Abstract

Stellar-remnant black holes (BH) in dense stellar clusters comprise a natural setup to trigger general-relativistic (GR) inspiral and merger of binary black holes (BBH), detectable by the LISA and the LIGO-Virgo, through dynamical encounters inside such environments. In this work, the intricacies of such dynamical interactions are probed utilizing realistic, self-consistent, post-Newtonian, direct N-body evolutionary models of young massive and open stellar clusters. Particularly, the configurations of the compact subsystems, that drive the in-cluster GR BBH coalescences, are tracked on the fly. Such an approach reveals that the GR coalescences within the open clusters take place primarily via chaotic interactions involving triple BH systems. Although less frequently, such mergers are found to happen also in higher-order subsystems such as quadruples and in subsystems involving non-BH members; the mergers can themselves be BH – non-BH, which events would leave electromagnetic signatures.
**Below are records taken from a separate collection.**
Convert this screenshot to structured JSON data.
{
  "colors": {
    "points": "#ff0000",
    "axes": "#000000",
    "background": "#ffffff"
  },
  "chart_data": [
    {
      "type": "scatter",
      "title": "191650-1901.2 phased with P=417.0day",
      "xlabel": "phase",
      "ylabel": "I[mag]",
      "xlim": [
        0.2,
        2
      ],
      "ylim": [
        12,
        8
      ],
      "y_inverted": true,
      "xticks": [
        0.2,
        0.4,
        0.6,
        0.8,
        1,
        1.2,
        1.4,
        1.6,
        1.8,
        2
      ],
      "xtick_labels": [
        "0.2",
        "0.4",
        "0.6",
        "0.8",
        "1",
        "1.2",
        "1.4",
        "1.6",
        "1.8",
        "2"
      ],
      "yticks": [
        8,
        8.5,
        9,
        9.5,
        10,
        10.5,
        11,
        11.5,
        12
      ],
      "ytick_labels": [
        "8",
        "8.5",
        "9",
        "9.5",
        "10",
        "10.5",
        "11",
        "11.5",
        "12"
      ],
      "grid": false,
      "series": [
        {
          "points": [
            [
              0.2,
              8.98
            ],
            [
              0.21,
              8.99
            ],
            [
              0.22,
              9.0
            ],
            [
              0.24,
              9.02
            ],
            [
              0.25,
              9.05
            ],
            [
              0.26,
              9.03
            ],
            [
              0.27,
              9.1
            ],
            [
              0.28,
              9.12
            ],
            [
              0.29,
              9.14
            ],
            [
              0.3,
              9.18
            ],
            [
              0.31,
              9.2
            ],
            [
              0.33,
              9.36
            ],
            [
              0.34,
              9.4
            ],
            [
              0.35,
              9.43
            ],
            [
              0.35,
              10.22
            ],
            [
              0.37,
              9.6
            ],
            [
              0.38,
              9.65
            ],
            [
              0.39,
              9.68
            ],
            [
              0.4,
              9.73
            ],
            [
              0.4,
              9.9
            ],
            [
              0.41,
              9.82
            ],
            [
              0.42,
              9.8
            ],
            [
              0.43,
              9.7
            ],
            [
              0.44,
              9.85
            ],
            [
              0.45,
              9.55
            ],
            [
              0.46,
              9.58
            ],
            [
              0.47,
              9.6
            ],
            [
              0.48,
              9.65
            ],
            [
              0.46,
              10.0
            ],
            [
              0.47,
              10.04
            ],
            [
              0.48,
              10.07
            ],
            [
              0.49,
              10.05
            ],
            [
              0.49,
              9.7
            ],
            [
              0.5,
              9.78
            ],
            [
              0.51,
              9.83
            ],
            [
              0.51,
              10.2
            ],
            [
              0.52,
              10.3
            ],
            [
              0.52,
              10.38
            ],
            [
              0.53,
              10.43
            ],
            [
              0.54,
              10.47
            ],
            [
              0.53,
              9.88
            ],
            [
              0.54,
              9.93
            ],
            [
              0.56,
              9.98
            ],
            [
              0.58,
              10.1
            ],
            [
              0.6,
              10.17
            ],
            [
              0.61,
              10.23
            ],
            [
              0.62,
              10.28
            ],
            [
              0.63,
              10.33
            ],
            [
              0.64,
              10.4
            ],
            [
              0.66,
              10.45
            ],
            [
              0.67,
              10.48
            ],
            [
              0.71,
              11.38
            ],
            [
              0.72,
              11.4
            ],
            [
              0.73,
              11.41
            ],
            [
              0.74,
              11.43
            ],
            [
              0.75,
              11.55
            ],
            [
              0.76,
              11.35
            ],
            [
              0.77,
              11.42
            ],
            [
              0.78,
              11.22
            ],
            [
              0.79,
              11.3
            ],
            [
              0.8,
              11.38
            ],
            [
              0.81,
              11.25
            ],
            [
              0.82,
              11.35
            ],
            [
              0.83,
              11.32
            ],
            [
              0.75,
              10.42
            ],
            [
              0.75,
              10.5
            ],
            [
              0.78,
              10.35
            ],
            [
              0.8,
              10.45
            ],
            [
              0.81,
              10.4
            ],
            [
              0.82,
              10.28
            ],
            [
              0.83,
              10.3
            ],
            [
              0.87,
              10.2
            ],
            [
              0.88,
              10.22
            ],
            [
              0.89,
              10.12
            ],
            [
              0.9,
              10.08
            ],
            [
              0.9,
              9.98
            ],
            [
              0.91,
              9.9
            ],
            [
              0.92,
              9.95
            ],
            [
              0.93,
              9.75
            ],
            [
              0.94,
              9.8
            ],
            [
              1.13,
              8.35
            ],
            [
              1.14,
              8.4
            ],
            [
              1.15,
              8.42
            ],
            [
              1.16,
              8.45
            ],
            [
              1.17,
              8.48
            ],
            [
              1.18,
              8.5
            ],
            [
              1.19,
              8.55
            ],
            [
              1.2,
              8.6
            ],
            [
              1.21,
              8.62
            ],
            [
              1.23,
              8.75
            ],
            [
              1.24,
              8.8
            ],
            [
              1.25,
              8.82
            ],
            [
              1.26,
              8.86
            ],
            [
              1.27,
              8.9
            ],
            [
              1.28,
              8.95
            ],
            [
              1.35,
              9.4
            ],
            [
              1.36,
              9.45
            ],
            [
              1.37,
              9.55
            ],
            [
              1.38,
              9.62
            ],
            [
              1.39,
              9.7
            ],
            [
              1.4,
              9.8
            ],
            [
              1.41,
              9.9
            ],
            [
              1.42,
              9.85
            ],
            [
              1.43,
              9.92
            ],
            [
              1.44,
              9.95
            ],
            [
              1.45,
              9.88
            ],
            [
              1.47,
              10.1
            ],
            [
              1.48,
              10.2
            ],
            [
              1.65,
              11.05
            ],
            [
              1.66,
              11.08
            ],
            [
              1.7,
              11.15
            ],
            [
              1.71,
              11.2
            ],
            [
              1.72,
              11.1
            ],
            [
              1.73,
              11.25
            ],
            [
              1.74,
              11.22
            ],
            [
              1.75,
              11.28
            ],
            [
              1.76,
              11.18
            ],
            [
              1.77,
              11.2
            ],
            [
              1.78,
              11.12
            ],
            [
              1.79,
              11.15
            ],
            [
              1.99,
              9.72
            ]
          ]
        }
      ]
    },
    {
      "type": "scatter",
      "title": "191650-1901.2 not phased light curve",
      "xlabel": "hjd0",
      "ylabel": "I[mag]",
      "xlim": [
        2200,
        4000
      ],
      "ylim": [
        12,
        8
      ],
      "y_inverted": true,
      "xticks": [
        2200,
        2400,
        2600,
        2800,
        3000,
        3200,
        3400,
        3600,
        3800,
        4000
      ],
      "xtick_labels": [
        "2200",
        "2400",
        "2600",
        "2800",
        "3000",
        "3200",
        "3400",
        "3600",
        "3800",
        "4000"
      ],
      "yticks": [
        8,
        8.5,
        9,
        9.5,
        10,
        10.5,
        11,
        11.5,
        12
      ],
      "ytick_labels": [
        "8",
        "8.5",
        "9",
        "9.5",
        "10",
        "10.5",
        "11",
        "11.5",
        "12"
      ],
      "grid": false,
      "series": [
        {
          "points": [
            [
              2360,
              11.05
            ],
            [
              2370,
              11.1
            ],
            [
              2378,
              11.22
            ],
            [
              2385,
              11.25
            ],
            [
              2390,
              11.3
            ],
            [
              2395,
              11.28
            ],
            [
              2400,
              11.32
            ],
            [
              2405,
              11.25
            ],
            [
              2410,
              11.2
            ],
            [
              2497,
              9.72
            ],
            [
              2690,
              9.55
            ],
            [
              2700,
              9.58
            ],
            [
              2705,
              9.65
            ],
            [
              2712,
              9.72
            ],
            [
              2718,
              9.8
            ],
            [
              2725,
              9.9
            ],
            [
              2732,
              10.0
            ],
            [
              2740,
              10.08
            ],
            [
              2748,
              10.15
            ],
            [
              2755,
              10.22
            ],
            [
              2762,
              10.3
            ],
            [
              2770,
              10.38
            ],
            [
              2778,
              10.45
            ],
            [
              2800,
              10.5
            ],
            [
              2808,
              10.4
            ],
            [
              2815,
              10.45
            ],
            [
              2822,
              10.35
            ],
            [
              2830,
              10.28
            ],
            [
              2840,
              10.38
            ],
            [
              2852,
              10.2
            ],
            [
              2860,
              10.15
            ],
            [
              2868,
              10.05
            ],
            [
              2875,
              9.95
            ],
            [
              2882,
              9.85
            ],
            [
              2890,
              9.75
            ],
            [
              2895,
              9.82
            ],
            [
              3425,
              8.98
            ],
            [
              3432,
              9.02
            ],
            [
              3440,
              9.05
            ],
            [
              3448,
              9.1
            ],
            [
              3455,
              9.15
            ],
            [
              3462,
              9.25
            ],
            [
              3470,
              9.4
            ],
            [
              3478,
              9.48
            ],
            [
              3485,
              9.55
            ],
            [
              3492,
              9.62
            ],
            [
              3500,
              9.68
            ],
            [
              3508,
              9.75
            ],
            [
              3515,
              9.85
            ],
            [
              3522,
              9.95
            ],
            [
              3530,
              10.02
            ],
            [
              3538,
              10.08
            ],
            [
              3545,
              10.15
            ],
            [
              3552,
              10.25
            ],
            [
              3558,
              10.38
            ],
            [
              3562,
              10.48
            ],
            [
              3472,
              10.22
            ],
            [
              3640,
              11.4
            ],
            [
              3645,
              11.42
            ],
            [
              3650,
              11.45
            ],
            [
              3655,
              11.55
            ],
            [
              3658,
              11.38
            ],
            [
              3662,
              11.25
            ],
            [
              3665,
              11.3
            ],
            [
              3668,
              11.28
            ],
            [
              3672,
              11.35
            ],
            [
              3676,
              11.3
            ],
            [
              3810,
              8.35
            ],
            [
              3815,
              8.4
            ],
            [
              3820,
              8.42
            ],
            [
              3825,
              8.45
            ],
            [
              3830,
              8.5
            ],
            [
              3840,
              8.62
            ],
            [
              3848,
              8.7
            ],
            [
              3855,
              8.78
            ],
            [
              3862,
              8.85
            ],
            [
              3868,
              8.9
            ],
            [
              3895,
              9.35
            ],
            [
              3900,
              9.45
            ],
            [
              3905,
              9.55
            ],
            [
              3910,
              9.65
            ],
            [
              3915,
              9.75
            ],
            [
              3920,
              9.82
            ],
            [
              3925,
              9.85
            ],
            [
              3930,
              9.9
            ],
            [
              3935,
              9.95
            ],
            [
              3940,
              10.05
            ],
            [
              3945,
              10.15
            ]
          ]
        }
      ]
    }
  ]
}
Close, fly-by encounters inside the clusters can also make BBHs and other types of double-compact binaries temporarily post-Newtonian; such binaries would potentially contribute to the GW background for the LISA and the PTA. These calculations, furthermore, suggest that open clusters are potential hosts for not only detached BH – main-sequence binaries, as recently identified in the globular cluster NGC 3201, but also a wide variety of other types of remnant – non-remnant binaries, which are assembled via dynamical interactions inside the clusters and which have the prospects of being discovered in radial-velocity surveys.